In 2010, Burzaco said, he told López about the bribes at a beachside hotel in Florida, where both men had traveled to watch the Super Bowl. Burzaco testified that he told López a second time during a meeting in Fox’s corporate headquarters in midtown Manhattan later that year. In 2012, after Martínez took over the unit’s Latin American operations, Burzaco said he filled him in on the bribes over coffee at a Dean & DeLuca cafe in Rockefeller Center.

One of the primary recipients of bribes was Grondona, who at the time served as a FIFA vice president, the chairman of the soccer body’s finance committee and the president of the Argentine soccer association. According to Burzaco’s testimony, when FIFA in October 2011 opened bidding for the English language rights to the 2018 and 2022 World Cups, López reached out to him to tell him Fox planned to bid. López, Burzaco said, then asked him to reach out to Grondona “to let him know that any help would be welcome.”

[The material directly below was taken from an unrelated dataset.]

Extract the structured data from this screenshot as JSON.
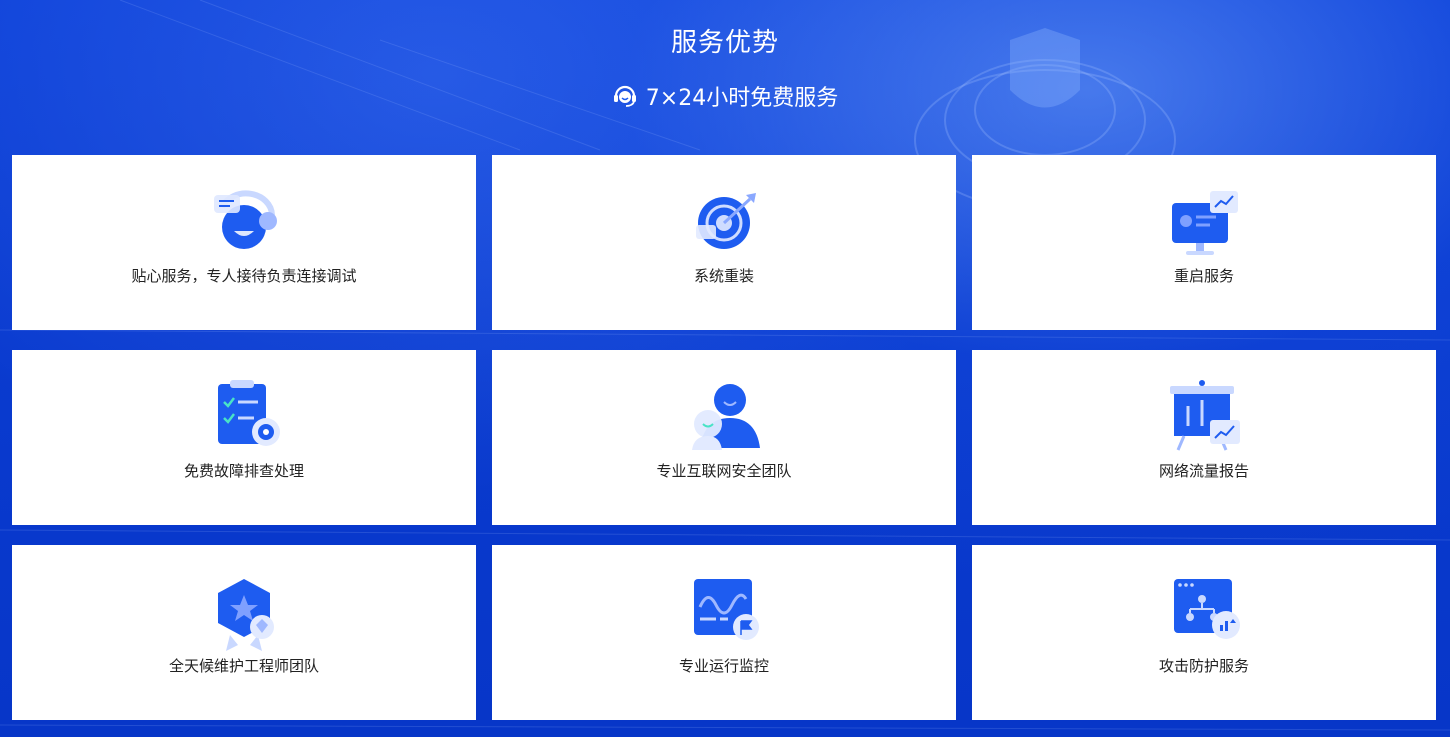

Burzaco, eager to help his primary commercial partner, which helped keep Torneos solvent by hiring it to produce sports content throughout Latin America, did as he was asked. Grondona, he recalled, said he would do what he could but that it would be difficult because FIFA was under intense scrutiny in the wake of its controversial votes a year earlier awarding World Cups to Russia (in 2018) and Qatar. Regardless, Grondona soon relayed the news that the rights were as good as Fox’s.

“Mr. López was very excited,” Burzaco recalled on the stand, saying López called it his “best accomplishment within Fox.” According to Burzaco, a number of other Fox officials, including Chase Carey, then in line to take over the company, and the Fox Corp. chairman Rupert Murdoch himself all expressed delight at having acquired the prize.

As for Grondona, he summoned Burzaco for a private meeting in Buenos Aires immediately after awarding the World Cup rights to Fox.

“‘Look, Alejandro, I did this favor to you and Fox,’” Burzaco recalled him saying. “‘But this is the last time I do it for free.’”

Grondona, who had been one of the primary targets of the Justice Department investigation, died of an aortic aneurysm in July 2014. Seven months later, FIFA announced that Fox had been awarded rights to the 2026 World Cup, too. This time, ESPN hadn’t even been allowed to bid.